As a therapist, I know now that the recurring nightmares I have had throughout my life are manifestations of ongoing exposure to severe threats that I cannot escape. This is also known as one of the definitions of trauma- and a classic symptom of trauma are regularly occuring nightmares.  Creative People regularly vividly dream as part of their Creative Personalities, and as a therapist, I have worked with Creative People to underastand the emotional content of their dreams, especially when dreams become thematic, as signals to them of their overall wellbeing and emotional needs. This is one way to use nightmares to help onesself heal. As part of my creative journey, painting my recurring nightmares has helped me understand their origins in religious trauma, and triggers in my life today. Many of these themes are common anxiety dreams for others!

  • Dark Room
    Dark Room
    40x12" acrylic on canvas, "Dark Room," is a recurring nightmare I have had since childhood. It was difficult to paint, as I had no reference, other than my own mind, which is very clouded by terror. In the nightmare, there is a dark house in which I live, with a tall staircase. At the top of the staircase, all the way to the top of the dark house, up into the rafters, there is a dark room. I know nothing about the room except of its powerful darkness, heaviness, emptiness, sadness, violence and malevolence, which, whenever I get to the top of the stairs, I feel to my core. I have yet to interpret this trauma dream due to the intensity of it, though it is not literal in any way.

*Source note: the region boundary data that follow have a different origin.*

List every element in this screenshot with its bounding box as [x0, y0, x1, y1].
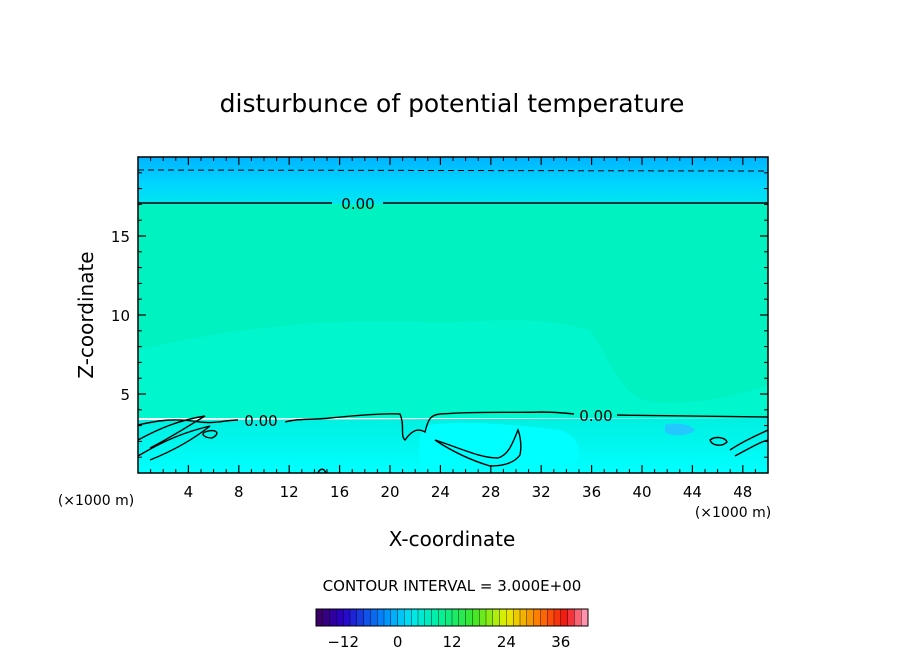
y-ticks: 5 10 15 — [111, 172, 768, 458]
plot-fill — [138, 157, 768, 473]
colorbar — [315, 608, 589, 627]
x-tick-label: 24 — [431, 483, 450, 501]
colorbar-tick-label: 12 — [442, 633, 461, 651]
colorbar-cell — [322, 608, 331, 627]
colorbar-cell — [315, 608, 324, 627]
x-axis-label: X-coordinate — [389, 527, 516, 551]
x-tick-label: 4 — [184, 483, 194, 501]
contour-interval-text: CONTOUR INTERVAL = 3.000E+00 — [323, 577, 582, 595]
colorbar-cell — [404, 608, 412, 627]
contour-labels: 0.00 0.00 0.00 — [244, 195, 612, 430]
colorbar-cell — [424, 608, 433, 627]
colorbar-cell — [547, 608, 555, 627]
chart-title: disturbunce of potential temperature — [220, 89, 685, 118]
x-tick-label: 36 — [582, 483, 601, 501]
colorbar-cell — [336, 608, 344, 627]
colorbar-cell — [451, 608, 460, 627]
colorbar-cell — [492, 608, 501, 627]
colorbar-cell — [438, 608, 446, 627]
contour-label-lower-right: 0.00 — [579, 407, 612, 425]
colorbar-cell — [485, 608, 494, 627]
x-tick-label: 48 — [733, 483, 752, 501]
x-unit-right: (×1000 m) — [695, 505, 771, 521]
contour-label-top: 0.00 — [341, 195, 374, 213]
x-ticks: 4 8 12 16 20 24 28 32 36 40 44 48 — [150, 157, 756, 501]
colorbar-cell — [349, 608, 358, 627]
x-tick-label: 12 — [280, 483, 299, 501]
x-tick-label: 32 — [532, 483, 551, 501]
colorbar-cell — [458, 608, 467, 627]
contour-right-loops — [709, 429, 769, 457]
colorbar-cell — [574, 608, 582, 627]
mid-layer-shading — [138, 320, 768, 418]
colorbar-tick-label: 36 — [551, 633, 570, 651]
colorbar-cell — [431, 608, 439, 627]
x-tick-label: 20 — [380, 483, 399, 501]
y-tick-label: 10 — [111, 307, 130, 325]
colorbar-tick-label: −12 — [327, 633, 359, 651]
colorbar-cell — [383, 608, 392, 627]
contour-bottom-loop — [434, 428, 522, 467]
contour-zero-lower-main — [137, 411, 769, 442]
x-unit-left: (×1000 m) — [58, 493, 134, 509]
contour-lower-left-loops — [137, 415, 218, 461]
colorbar-cell — [479, 608, 487, 627]
colorbar-cell — [397, 608, 405, 627]
x-tick-label: 40 — [632, 483, 651, 501]
colorbar-cell — [377, 608, 385, 627]
colorbar-cell — [560, 608, 569, 627]
colorbar-cell — [540, 608, 548, 627]
colorbar-tick-label: 24 — [497, 633, 516, 651]
colorbar-cell — [499, 608, 507, 627]
colorbar-cell — [567, 608, 575, 627]
y-axis-label: Z-coordinate — [74, 251, 98, 378]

  • Don't Pick the Flowers
    Don't Pick the Flowers
    48"x32" acrylic on canvas, "Don't Pick the Flowers," is one of the earliest nightmares I recall from my childhood, and as an adult, so evident of conditional worth and indoctrination. In the nightmare, it was lightly raining, and I was in my backyard, picking wildflowers, when deep thunder struck, and a disembodied voice from the heavens thundered, "Don't pick the flowers!" Terrified, I ran back into the house seeking help, only to find myself completely abandoned, not a soul to be found. As a nearly 40 year old woman, this image still gives me chills.
  • Drive-mare
    Drive-mare
    40x28" acrylic on canvas "Drive-mare," is a representation combining my recurring driving nightmares. These are frequent, and all about a loss of control. This powerless painful feeling is one of my deepest fear, one of the most horrible parts of living in a fundamentalist religion. This painting combines the loss of control of driving to the road flooding by a large body of water, suddenly changing to the inside of a dark cave, escalating steeply up a large mountain, and dangerously towering overpasses.
  • IMG_0050.jpeg
    IMG_0050.jpeg
    40x12" acrylic on canvas, "Impossible," is another recurring nightmare I have as a result of my religious trauma, along a theme. While the settings change, the nuts and bolts are the same: I am endlessly packing, trying to leave to go somewhere, but no matter how much I pack, more items appear to be pack, never allowing me to leave, keeping me forever trapped and out of time. This is a powerful feeling I had while I was trying to get out of Mormonism, and a fear that still haunts me.
  • Hopelessness
    Hopelessness
    A recurring nightmare I have is both of my children in mortal danger, usually involving water or fire, and my impossible choice to only be able to save one of them. This is reflective of my innermost fear of hopelessness.